[Chronique Ciné] “Le dernier voyage du Demeter” d’André Ovredal. Aux sombres héros de l’amer…

Amateurs de la Hammer, réjouissez-vous ! C’est le grand retour de l’angoisse distillée au compte-goutte, de la terreur pure qui contorsionne le visage des damnés et des décors uniques pour seul tableau horrifique. Nous pensions être abonné(e)s à la peur en terrain domestique (la maison hantée, l’église hantée, la vingtième lettre de l’alphabet hantée,…) mais c’était sans compter sur Dreamworks qui relance le huis-clos en pleine mer sur fond de livre culte et d’été finissant. Puiser dans un chapitre lapidaire de “Dracula” de Bram Stoker, il fallait oser. En tirer deux heures pour boucler un long-métrage à faire trembler ta grand-tante, voici un pari des plus culottés. Le réalisateur André Ovredal s’en tire avec les honneurs… et quelques incohérences scénaristiques.

J’ai toujours aimé le savoir-faire old school du créateur de ” The Jane Doe Identity” et “Scary Stories” ( ce dernier étant produit par l’immense Guillermo del Toro, c’est vous dire la confiance apportée à l’instant norvégien). Là où certains se vautreraient dans la débauche de gore et de cris hystériques interminables, notre scénariste s’est toujours évertué à minimiser ses effets. Non, André Ovredal n’a pas la folie d’un Sam Raimi à l’aube de sa carrière ni la maitrise du tempo d’un James Wan. Chez notre cinéaste, nous sommes à la lisière d’une série B qui lorgnerait vers le classique absolu. Entendez, par-là, toutes les productions Blumhouse (” Sinister”, “Insidious”, “Creep” ou encore “Paranormal Activity”) qui font beaucoup avec un budget très limité. 

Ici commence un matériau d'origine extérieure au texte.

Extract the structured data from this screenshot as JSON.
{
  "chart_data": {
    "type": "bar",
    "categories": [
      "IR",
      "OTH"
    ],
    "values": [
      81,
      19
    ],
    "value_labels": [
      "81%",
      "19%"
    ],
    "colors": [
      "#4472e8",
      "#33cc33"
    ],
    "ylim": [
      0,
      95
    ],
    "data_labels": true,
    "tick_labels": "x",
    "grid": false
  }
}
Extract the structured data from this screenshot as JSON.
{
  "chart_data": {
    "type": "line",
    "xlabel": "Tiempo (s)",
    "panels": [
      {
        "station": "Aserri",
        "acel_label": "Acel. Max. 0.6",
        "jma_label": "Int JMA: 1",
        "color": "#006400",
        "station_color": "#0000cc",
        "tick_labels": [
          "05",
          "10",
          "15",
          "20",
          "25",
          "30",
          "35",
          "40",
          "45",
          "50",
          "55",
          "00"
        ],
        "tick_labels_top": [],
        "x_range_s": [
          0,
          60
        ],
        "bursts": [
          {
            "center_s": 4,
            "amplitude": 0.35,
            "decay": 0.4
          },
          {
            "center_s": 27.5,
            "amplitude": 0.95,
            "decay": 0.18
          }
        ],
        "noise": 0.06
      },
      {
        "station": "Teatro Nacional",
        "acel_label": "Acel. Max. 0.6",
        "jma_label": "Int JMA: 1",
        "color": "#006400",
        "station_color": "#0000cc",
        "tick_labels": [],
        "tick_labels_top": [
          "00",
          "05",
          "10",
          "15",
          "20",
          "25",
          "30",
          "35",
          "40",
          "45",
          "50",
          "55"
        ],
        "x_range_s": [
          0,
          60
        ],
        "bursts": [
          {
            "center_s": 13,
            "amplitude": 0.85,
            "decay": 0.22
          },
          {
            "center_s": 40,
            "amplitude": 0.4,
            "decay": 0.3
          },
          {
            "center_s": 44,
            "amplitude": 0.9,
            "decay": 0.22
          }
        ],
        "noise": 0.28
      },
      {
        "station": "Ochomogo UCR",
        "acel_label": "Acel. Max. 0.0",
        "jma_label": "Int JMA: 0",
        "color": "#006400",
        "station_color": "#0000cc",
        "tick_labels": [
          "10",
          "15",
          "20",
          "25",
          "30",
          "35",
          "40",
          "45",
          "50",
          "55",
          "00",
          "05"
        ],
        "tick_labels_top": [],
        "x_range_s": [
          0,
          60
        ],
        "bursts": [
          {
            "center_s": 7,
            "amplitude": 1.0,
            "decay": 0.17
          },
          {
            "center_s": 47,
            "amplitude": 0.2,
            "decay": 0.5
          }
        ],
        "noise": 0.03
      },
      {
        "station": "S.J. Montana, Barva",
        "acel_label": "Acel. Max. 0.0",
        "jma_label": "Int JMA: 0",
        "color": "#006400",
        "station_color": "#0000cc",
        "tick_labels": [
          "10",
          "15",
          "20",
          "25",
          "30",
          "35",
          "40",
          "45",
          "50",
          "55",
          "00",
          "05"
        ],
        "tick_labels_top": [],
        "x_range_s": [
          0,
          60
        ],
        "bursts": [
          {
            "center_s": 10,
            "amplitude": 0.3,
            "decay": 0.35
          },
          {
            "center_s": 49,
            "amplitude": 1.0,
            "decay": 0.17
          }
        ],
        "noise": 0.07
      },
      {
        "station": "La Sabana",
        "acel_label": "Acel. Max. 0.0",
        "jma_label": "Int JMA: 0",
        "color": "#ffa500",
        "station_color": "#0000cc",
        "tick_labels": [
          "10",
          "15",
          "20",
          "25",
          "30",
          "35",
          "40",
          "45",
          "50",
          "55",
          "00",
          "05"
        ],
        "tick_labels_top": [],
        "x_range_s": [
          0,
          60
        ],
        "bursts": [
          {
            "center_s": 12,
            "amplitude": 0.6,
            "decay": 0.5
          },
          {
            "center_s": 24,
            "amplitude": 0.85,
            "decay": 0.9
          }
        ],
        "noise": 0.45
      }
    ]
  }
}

Attention ! Nous ne nageons pas non plus dans la production Corman (j’en vois un qui rigole) ultra-fauché mais débordante de trouvailles. Non, ce “Norvegian Blood” calerait plutôt son curseur entre l’étude macabre posée et une logique scénaristique implacable. Ou comment s’emparer d’un genre connu et le traiter sous toutes les coutures sans en trahir l’essence. Voici le credo de notre bonhomme.

“Le dernier voyage du Demeter” conte, donc, la traversée maritime du Comte Dracula -des Carpates vers Londres- et de ce qui s’est réellement déroulé lors de cette troublante expédition.

Moteur.

Nous prenons donc le train en marche, pardon, le navire à quai où des serviteurs roumains flippés déposent manu militari des caisses avant de se faire la malle.

L’équipage hétéroclite et leur chouette capitaine interloqué ne se doutent pas que cet ultime voyage vers l’Angleterre flirtera plus avec “Le radeau de la Méduse” que “La Croisière s’amuse”.

A bord ? Du beau monde : Corey Hawkins ( vu dans “Kong: Skull Island” de Jordan Vogt-Roberts ou  ” BlacKkkKansman” de Spike Lee), Aisling Franciosi (“Jimmy’s Hall” de Ken Loach), Liam Cunningham (” Hunger” de Steve McQueen ou “Cheval de Guerre” de Steven Spielberg) et David Dastamalchian ( “Prisoners” de Denis Villeneuve ou “Oppenheimer” de Christopher Nolan), pour ne citer qu’eux, se donnent la réplique sans ego ni démonstration de force. Mieux, ils donnent, de par la qualité de leur interprétation, une note “so british” inatendue des plus salivantes. Du point de vue de la réalisation, l’on sent le désir de convoquer Murnau sans renoncer à l’appel du blockbuster et c’est dans cet alliage des plus surprenants que notre plaisir de cinéphile éclot. Enfin, le soin apporté à la photographie et le climat anxiogène invite inévitablement “Le cauchemar de Dracula” à la table des convives.

Là où le bat(man) blesse, c’est dans l’accumulation d’incohérences narratives qui peuple ce survival.

Si vous n’avez pas encore vu ce “Dernier Voyage du Demeter”, ne lisez pas ce qui suit.

Exemples croustillants :

Lors d’investigations afin de découvrir la tanière de la Bête cachée dans le bateau, Clemens et Anna déclouent des caisses de bois/cercueils. Or, je ne vois vraiment pas comment Dracula aurait pu clouer à nouveau son réceptacle, une fois installé à l’intérieur ?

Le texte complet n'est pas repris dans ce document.